Under one variation of the proposal, the try-while block would be replaced by 

for n in iter(d.popleft, None, IndexError):
        print(n, len(d))
        if n < 5:
            d.extend((n+1, n+2))

Is the difference enough to add a parameter to iter?  Perhaps so. It reduces boilerplate and is a little easier to get right.  It eliminates there question of whether the try should be inside or outside the loop. It also matches

d = [0]
for n in d:
    print(n, len(d))
    if n < 5:
        d.extend((n+1, n+2))

which processes the same items in the same order, but extends the list to 25 rather than a max of 11 items. It makes deques and sets look more like direct replacements for lists.

Ram: If you program in Python, you should be able to write a test. To start, replace the prints above with out = [] ... out.append((n, len(d))) and assert that the out lists of the current and proposed deque loops are the same.

Raymond: I started this post with a recommendation to close but changed my mind after actually writing out the two deque examples. The fact that people rarely relegate the try - while True loop to a separate function (which would often be used just once) does not mean that the pattern itself is rare. Just yesterday or so, someone asked on python-list about how to search a graph when the set of candidate nodes got additions and 'for item in set' would not work. He was given the try - while True pattern as the answer.

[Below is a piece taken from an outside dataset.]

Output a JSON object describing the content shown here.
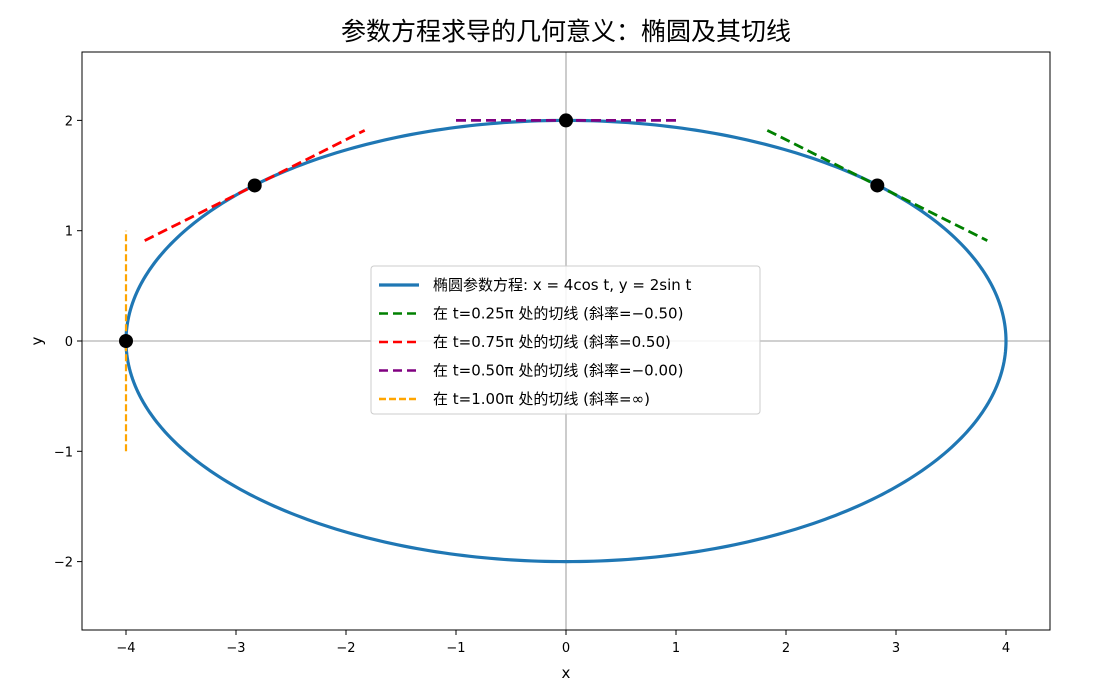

I think iter(func, ... exception) would be more useful than iter(func, sentinel) is now. The problem with the latter is that for general collections, the sentinel needs to be a hidden instance of object() so that it cannot be placed in the collection and become a non-special legal return value. It is then inaccessible to pass to iter.  To signal 'no return', Python often raises an exception instead of returning a special object.

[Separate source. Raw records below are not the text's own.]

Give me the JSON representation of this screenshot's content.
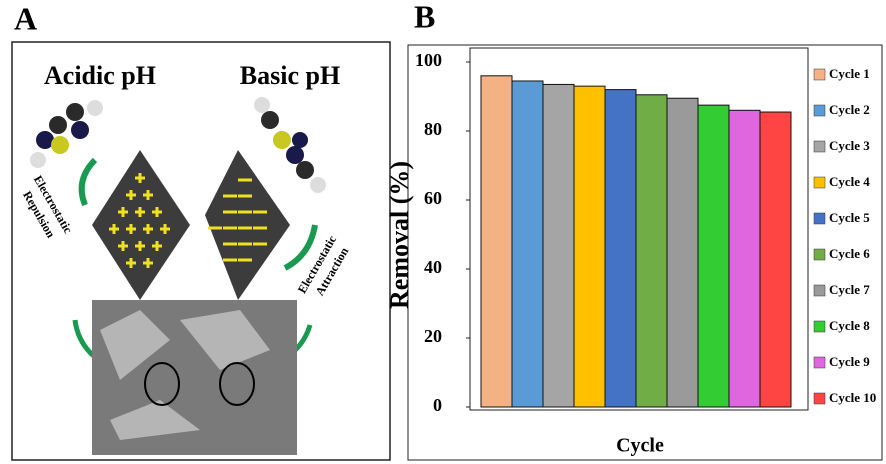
{
  "panel_a": {
    "label": "A",
    "left_title": "Acidic pH",
    "right_title": "Basic pH",
    "left_caption": [
      "Electrostatic",
      "Repulsion"
    ],
    "right_caption": [
      "Electrostatic",
      "Attraction"
    ]
  },
  "chart_data": {
    "type": "bar",
    "panel_label": "B",
    "y_label": "Removal (%)",
    "x_label": "Cycle",
    "categories": [
      null
    ],
    "series": [
      {
        "name": "Cycle 1",
        "color": "#f4b183",
        "values": [
          96
        ]
      },
      {
        "name": "Cycle 2",
        "color": "#5b9bd5",
        "values": [
          94.5
        ]
      },
      {
        "name": "Cycle 3",
        "color": "#a5a5a5",
        "values": [
          93.5
        ]
      },
      {
        "name": "Cycle 4",
        "color": "#ffc000",
        "values": [
          93
        ]
      },
      {
        "name": "Cycle 5",
        "color": "#4472c4",
        "values": [
          92
        ]
      },
      {
        "name": "Cycle 6",
        "color": "#70ad47",
        "values": [
          90.5
        ]
      },
      {
        "name": "Cycle 7",
        "color": "#9a9a9a",
        "values": [
          89.5
        ]
      },
      {
        "name": "Cycle 8",
        "color": "#33cc33",
        "values": [
          87.5
        ]
      },
      {
        "name": "Cycle 9",
        "color": "#e066e0",
        "values": [
          86
        ]
      },
      {
        "name": "Cycle 10",
        "color": "#ff4444",
        "values": [
          85.5
        ]
      }
    ],
    "ylim": [
      0,
      100
    ],
    "yticks": [
      0,
      20,
      40,
      60,
      80,
      100
    ],
    "grid": false,
    "legend": "right"
  }
}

Terry: Thanks for your example use case. I hope that Raymond would be convinced.

I take your point regarding summarizing the discussion, sorry about that. 

Regarding me writing a test: I'm only willing to write code for a feature for Python if there's general interest from python-dev in getting said feature into Python. If there's general agreement from core python-dev members that this feature should be implemented, I'll be happy to do my part and write the test. But otherwise... I really have better things to do than spending my time writing code that will never be used, especially when it'll take me 10x more time to write it than a python-dev member because 90% of the work would be making the test case comply to the development practices of CPython, and only 10% of it would be to write the actual simple logic.

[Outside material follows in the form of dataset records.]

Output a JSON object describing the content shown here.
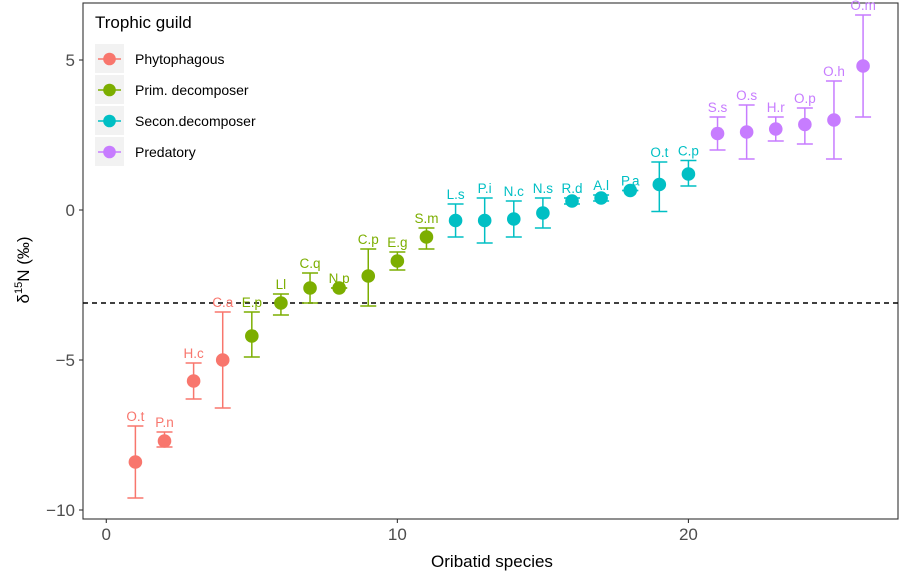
{
  "chart_data": {
    "type": "scatter",
    "xlabel": "Oribatid species",
    "ylabel_main": "δ",
    "ylabel_sup": "15",
    "ylabel_rest": "N (‰)",
    "xlim": [
      -0.8,
      27.2
    ],
    "ylim": [
      -10.3,
      6.9
    ],
    "xticks": [
      0,
      10,
      20
    ],
    "yticks": [
      -10,
      -5,
      0,
      5
    ],
    "ytick_labels": [
      "−10",
      "−5",
      "0",
      "5"
    ],
    "reference_line_y": -3.1,
    "grid": false,
    "legend": {
      "title": "Trophic guild",
      "position": "top-left"
    },
    "series": [
      {
        "name": "Phytophagous",
        "color": "#F8766D",
        "points": [
          {
            "x": 1,
            "y": -8.4,
            "lo": -9.6,
            "hi": -7.2,
            "label": "O.t"
          },
          {
            "x": 2,
            "y": -7.7,
            "lo": -7.9,
            "hi": -7.4,
            "label": "P.n"
          },
          {
            "x": 3,
            "y": -5.7,
            "lo": -6.3,
            "hi": -5.1,
            "label": "H.c"
          },
          {
            "x": 4,
            "y": -5.0,
            "lo": -6.6,
            "hi": -3.4,
            "label": "C.a"
          }
        ]
      },
      {
        "name": "Prim. decomposer",
        "color": "#7CAE00",
        "points": [
          {
            "x": 5,
            "y": -4.2,
            "lo": -4.9,
            "hi": -3.4,
            "label": "E.p"
          },
          {
            "x": 6,
            "y": -3.1,
            "lo": -3.5,
            "hi": -2.8,
            "label": "Ll"
          },
          {
            "x": 7,
            "y": -2.6,
            "lo": -3.1,
            "hi": -2.1,
            "label": "C.q"
          },
          {
            "x": 8,
            "y": -2.6,
            "lo": -2.6,
            "hi": -2.6,
            "label": "N.p"
          },
          {
            "x": 9,
            "y": -2.2,
            "lo": -3.2,
            "hi": -1.3,
            "label": "C.p"
          },
          {
            "x": 10,
            "y": -1.7,
            "lo": -2.0,
            "hi": -1.4,
            "label": "E.g"
          },
          {
            "x": 11,
            "y": -0.9,
            "lo": -1.3,
            "hi": -0.6,
            "label": "S.m"
          }
        ]
      },
      {
        "name": "Secon.decomposer",
        "color": "#00BFC4",
        "points": [
          {
            "x": 12,
            "y": -0.35,
            "lo": -0.9,
            "hi": 0.2,
            "label": "L.s"
          },
          {
            "x": 13,
            "y": -0.35,
            "lo": -1.1,
            "hi": 0.4,
            "label": "P.i"
          },
          {
            "x": 14,
            "y": -0.3,
            "lo": -0.9,
            "hi": 0.3,
            "label": "N.c"
          },
          {
            "x": 15,
            "y": -0.1,
            "lo": -0.6,
            "hi": 0.4,
            "label": "N.s"
          },
          {
            "x": 16,
            "y": 0.3,
            "lo": 0.2,
            "hi": 0.4,
            "label": "R.d"
          },
          {
            "x": 17,
            "y": 0.4,
            "lo": 0.3,
            "hi": 0.5,
            "label": "A.l"
          },
          {
            "x": 18,
            "y": 0.65,
            "lo": 0.65,
            "hi": 0.65,
            "label": "P.a"
          },
          {
            "x": 19,
            "y": 0.85,
            "lo": -0.05,
            "hi": 1.6,
            "label": "O.t"
          },
          {
            "x": 20,
            "y": 1.2,
            "lo": 0.8,
            "hi": 1.65,
            "label": "C.p"
          }
        ]
      },
      {
        "name": "Predatory",
        "color": "#C77CFF",
        "points": [
          {
            "x": 21,
            "y": 2.55,
            "lo": 2.0,
            "hi": 3.1,
            "label": "S.s"
          },
          {
            "x": 22,
            "y": 2.6,
            "lo": 1.7,
            "hi": 3.5,
            "label": "O.s"
          },
          {
            "x": 23,
            "y": 2.7,
            "lo": 2.3,
            "hi": 3.1,
            "label": "H.r"
          },
          {
            "x": 24,
            "y": 2.85,
            "lo": 2.2,
            "hi": 3.4,
            "label": "O.p"
          },
          {
            "x": 25,
            "y": 3.0,
            "lo": 1.7,
            "hi": 4.3,
            "label": "O.h"
          },
          {
            "x": 26,
            "y": 4.8,
            "lo": 3.1,
            "hi": 6.5,
            "label": "O.m"
          }
        ]
      }
    ]
  }
}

Here is a test that now fails.
------------
from collections import deque

d = deque((0,))
old = []
try:
    while True:
        n = d.popleft()
        old.append((n, len(d)))
        if n < 5:
            d.extend((n+1, n+2))
except IndexError:
    pass

d = deque((0,))
new = []
for n in iter(d.popleft, exception=IndexError):
        new.append((n, len(d)))
        if n < 5:
            d.extend((n+1, n+2))

assert new == old
--------

Here is Python code, partly from my python-ideas comments, that makes the test pass. This version allows stopping on both a sentinel value and an exception (or tuple thereof, I believe).
-------
__sentinel = object()

class callable_iterator:
    class stop_exception: pass

    def __init__(self, func, sentinel, exception):
        self.func = func
        self.sentinel = sentinel
        if exception is not None:
            self.stop_exception = exception
    def __iter__(self):
        return self
    def __next__(self):
        try:
            x = self.func()
        except self.stop_exception:
            raise StopIteration from None
        if x == self.sentinel:
            raise StopIteration
        else:
            return x

def iter(it_func, sentinel=__sentinel, exception=None):
    if sentinel == __sentinel and exception == None:
        pass  # do as at present
    else:
        return callable_iterator(it_func, sentinel, exception)

I really don't think this is worth it.  In my programming career, I may have had an occasion to use this only once every few years.